Getting the message across is something Hassan is good at. With the right amount of enthusiasm and authority, and a disarming portion of honesty, he will lead Schering-Plough into the Breakout Phase. “We now have an exciting journey of transformation ahead of us with our planned combination with Organon BioSciences. We’ll become stronger in human pharmaceuticals and a world leader in animal health. What is especially exciting is the combined strength of our science platform, and the strength we will have in a rich phase III pipeline.”

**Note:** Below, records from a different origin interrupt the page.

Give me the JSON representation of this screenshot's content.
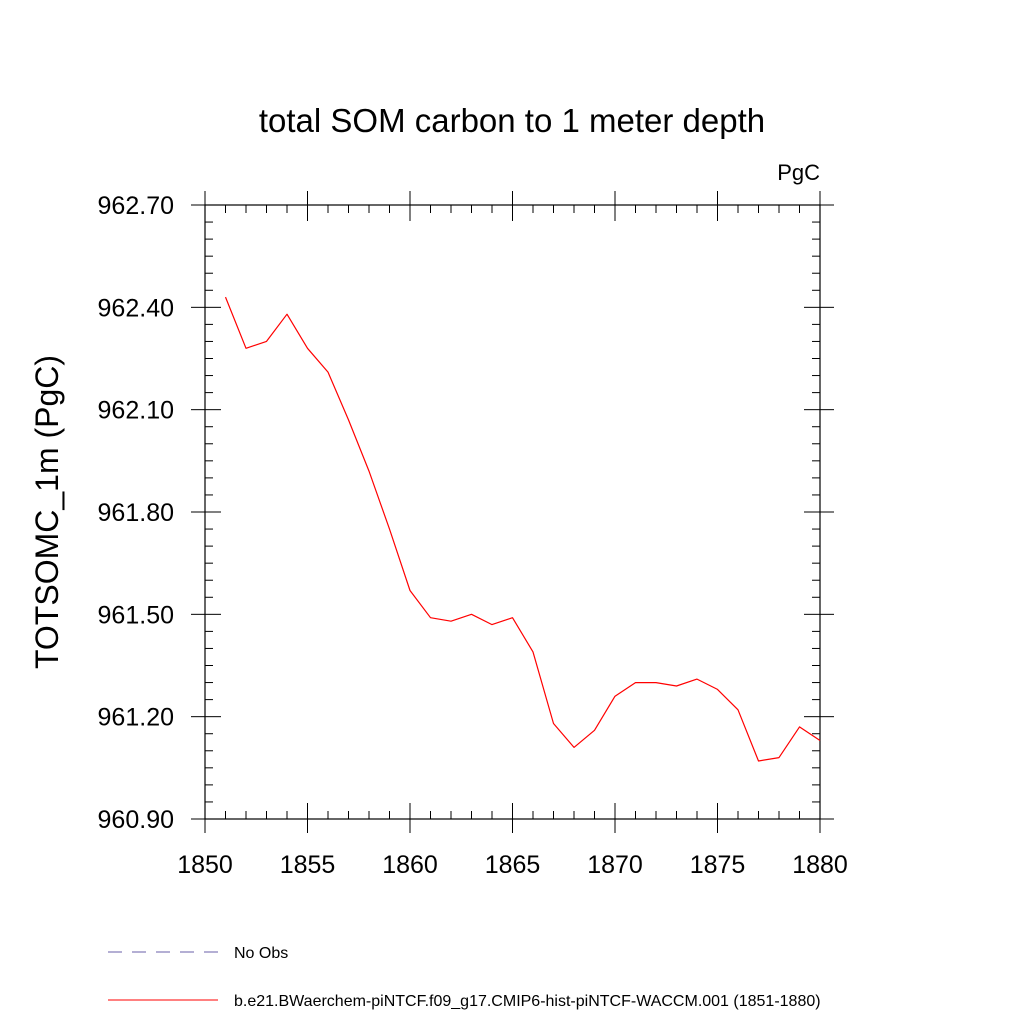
{
  "chart_data": {
    "type": "line",
    "title": "total SOM carbon to 1 meter depth",
    "units": "PgC",
    "xlabel": "",
    "ylabel": "TOTSOMC_1m  (PgC)",
    "xlim": [
      1850,
      1880
    ],
    "ylim": [
      960.9,
      962.7
    ],
    "xticks": [
      1850,
      1855,
      1860,
      1865,
      1870,
      1875,
      1880
    ],
    "yticks": [
      "962.70",
      "962.40",
      "962.10",
      "961.80",
      "961.50",
      "961.20",
      "960.90"
    ],
    "grid": false,
    "legend_position": "bottom",
    "series": [
      {
        "name": "b.e21.BWaerchem-piNTCF.f09_g17.CMIP6-hist-piNTCF-WACCM.001 (1851-1880)",
        "color": "#ff0000",
        "dash": "solid",
        "x": [
          1851,
          1852,
          1853,
          1854,
          1855,
          1856,
          1857,
          1858,
          1859,
          1860,
          1861,
          1862,
          1863,
          1864,
          1865,
          1866,
          1867,
          1868,
          1869,
          1870,
          1871,
          1872,
          1873,
          1874,
          1875,
          1876,
          1877,
          1878,
          1879,
          1880
        ],
        "y": [
          962.43,
          962.28,
          962.3,
          962.38,
          962.28,
          962.21,
          962.07,
          961.92,
          961.75,
          961.57,
          961.49,
          961.48,
          961.5,
          961.47,
          961.49,
          961.39,
          961.18,
          961.11,
          961.16,
          961.26,
          961.3,
          961.3,
          961.29,
          961.31,
          961.28,
          961.22,
          961.07,
          961.08,
          961.17,
          961.13
        ]
      }
    ],
    "legend": [
      {
        "label": "No Obs",
        "color": "#6a5fa8",
        "dash": "dashed"
      },
      {
        "label": "b.e21.BWaerchem-piNTCF.f09_g17.CMIP6-hist-piNTCF-WACCM.001 (1851-1880)",
        "color": "#ff0000",
        "dash": "solid"
      }
    ]
  }
}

Schering-Plough just recorded its 12th consecutive quarter of double-digit adjusted sales growth. With the upcoming acquisition of Organon BioSciences, the company will have more than 10 significant projects in phase III. R&D, Hassan emphasizes, is the lifeblood of the pharmaceutical industry, and the power of a combined innovation engine will strengthen Schering-Plough’s position for the long term. “We have set for our people the aspiration of becoming the finest company in our global industry. So we have plenty to occupy our energy now, working to achieving that goal.” And being known as the turnaround ace, no one doubts that he will.
Schering-Plough’s Action Agenda
Prior to joining Schering-Plough in April 2003, Fred Hassan was Chairman and Chief Executive Officer of Pharmacia Corporation. He joined the former Pharmacia & Upjohn in May 1997 as chief executive officer and was elected to the Board of Directors. Previously, Hassan was executive vice president of Wyeth, formerly known as American Home Products, with responsibility for its pharmaceutical and medical products business. He was elected to Wyeth’s Board of Directors in 1995. Earlier in his career, Hassan spent 17 years with Sandoz Pharmaceuticals (now Novartis) and headed its US pharmaceuticals business.